In his campaign for the Presidency, George W. Bush promised to ‘maintain a close dialogue with the families of the missing, as well as the broader public, and enlist their views on how to improve current policy’. The Coalition leadership has begun the process of communicating its views on various important issues to the Bush team, and we look forward to working with them to improve current policy. Hopefully, we will begin to see the POW/MIA accounting effort woven into the very fabric of the broad and complex relationships we have with these other countries.

During the presidential campaign, we published various statements made by the candidates pertaining to the accounting effort. A few of the promises George W. Bush made are set forth below. It is worth noting these statements, because they are the standard the new President has set.

We must have the fullest possible accounting. This must be a high priority, a presidential priority, and it must come soon.

My administration will make the POW/MIA issue a matter of priority in all relevant departments and agencies. I will work with Congress to ensure the necessary resources.

My administration will make it clear to those countries whose cooperation is needed to achieve the accounting we seek that we regard their full cooperation as an issue of the highest importance, and that it is a test of good faith in their dealings with the United States.

My administration will share what we learn with the families of the missing, every fact we gather, all the evidence we find about their loved ones.

These words are encouraging, but any new direction for the accounting effort is still in the making. Indeed, a new Deputy Assistant Secretary of Defense for POW/MIA Affairs has not yet been named. Bob Jones, who was appointed by President Clinton to that job, left DPMO on March 30th. Alan Liotta is acting in his place until the Bush Administration officially names someone to the position.

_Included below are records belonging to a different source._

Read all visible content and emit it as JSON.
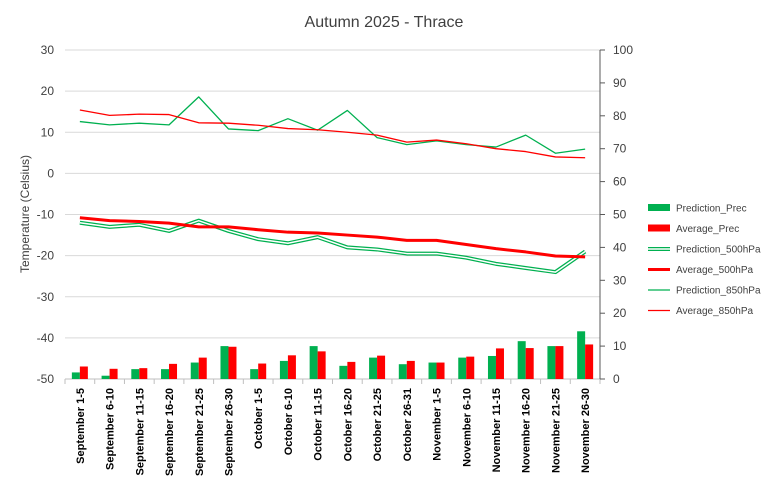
{
  "chart_data": {
    "type": "bar",
    "title": "Autumn 2025 - Thrace",
    "ylabel": "Temperature (Celsius)",
    "ylim": [
      -50,
      30
    ],
    "y2lim": [
      0,
      100
    ],
    "grid": true,
    "legend_position": "right",
    "categories": [
      "September 1-5",
      "September 6-10",
      "September 11-15",
      "September 16-20",
      "September 21-25",
      "September 26-30",
      "October 1-5",
      "October 6-10",
      "October 11-15",
      "October 16-20",
      "October 21-25",
      "October 26-31",
      "November 1-5",
      "November 6-10",
      "November 11-15",
      "November 16-20",
      "November 21-25",
      "November 26-30"
    ],
    "yticks": [
      30,
      20,
      10,
      0,
      -10,
      -20,
      -30,
      -40,
      -50
    ],
    "y2ticks": [
      100,
      90,
      80,
      70,
      60,
      50,
      40,
      30,
      20,
      10,
      0
    ],
    "series": [
      {
        "name": "Prediction_Prec",
        "kind": "bar",
        "axis": "right",
        "color": "#00b050",
        "values": [
          2,
          1,
          3,
          3,
          5,
          10,
          3,
          5.5,
          10,
          4,
          6.5,
          4.5,
          5,
          6.5,
          7,
          11.5,
          10,
          14.5
        ]
      },
      {
        "name": "Average_Prec",
        "kind": "bar",
        "axis": "right",
        "color": "#ff0000",
        "values": [
          3.8,
          3.1,
          3.3,
          4.6,
          6.5,
          9.8,
          4.7,
          7.2,
          8.4,
          5.2,
          7.1,
          5.5,
          5,
          6.8,
          9.3,
          9.4,
          10,
          10.5
        ]
      },
      {
        "name": "Prediction_500hPa",
        "kind": "line",
        "style": "double",
        "axis": "left",
        "color": "#00b050",
        "values": [
          -12,
          -13,
          -12.5,
          -14,
          -11.5,
          -14,
          -16,
          -17,
          -15.5,
          -18,
          -18.5,
          -19.5,
          -19.5,
          -20.5,
          -22,
          -23,
          -24,
          -19
        ]
      },
      {
        "name": "Average_500hPa",
        "kind": "line",
        "axis": "left",
        "color": "#ff0000",
        "values": [
          -10.8,
          -11.5,
          -11.7,
          -12.1,
          -13,
          -13,
          -13.7,
          -14.3,
          -14.5,
          -15,
          -15.5,
          -16.3,
          -16.3,
          -17.3,
          -18.3,
          -19.1,
          -20.1,
          -20.3
        ]
      },
      {
        "name": "Prediction_850hPa",
        "kind": "line",
        "axis": "left",
        "color": "#00b050",
        "values": [
          12.6,
          11.8,
          12.2,
          11.8,
          18.6,
          10.8,
          10.4,
          13.3,
          10.5,
          15.3,
          8.7,
          7.0,
          7.9,
          7.0,
          6.4,
          9.3,
          4.9,
          5.9
        ]
      },
      {
        "name": "Average_850hPa",
        "kind": "line",
        "axis": "left",
        "color": "#ff0000",
        "values": [
          15.4,
          14.1,
          14.4,
          14.3,
          12.3,
          12.2,
          11.7,
          10.9,
          10.6,
          10,
          9.3,
          7.6,
          8.1,
          7.2,
          6.0,
          5.3,
          4.0,
          3.8
        ]
      }
    ]
  }
}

It is our strongest hope and expectation that the Bush transition team will name someone to head the accounting effort who the families and POW/MIA advocates know to be dedicated to the fullest possible accounting. It is counter-productive when frustration and mistrust run rampant. President Bush will send a clear signal of commitment to learning the truth (as opposed to one of managing a potentially troublesome issue) if he appoints someone who will advocate on all aspects of the POW/MIA accounting, including the live prisoner issue.

We would also like to see this Administration open a dialogue with international organizations that might help our efforts to account. For example, both the American and the International Red Cross refuse to get involved in the Korean or Cold War Accounting because our government has an office designated to handle the matter. Yet, the International Committee of the Red Cross (ICRC) chairs the Tripartite Commission on the Gulf War Missing and its Technical Subcommittee. The U.S. sends a representative. The Coalition’s mission is to account for Gulf War Missing.

There are more than 8,100 men missing from Korea; 124 from Cold War aircraft shoot-downs. An international committee, chaired by the ICRC, chartered to account for men missing from these conflicts, might well provide insights and motivation that somehow are lacking in our bi-lateral relationships with the other countries.

The United Nations Security Council recently interjected itself into the unresolved issue of Kuwaiti POWs missing from the Gulf War. It was a United Nations conflict in which the 8,100 men still missing from Korea were lost. It would be appropriate for the U.N. National Security Council to pressure for cooperation on efforts to account for them.

There are numerous ways in which President Bush and his foreign policy team might infuse the effort to account for missing American servicemen with vitality and new direction. We hope to see some of them materialize soon.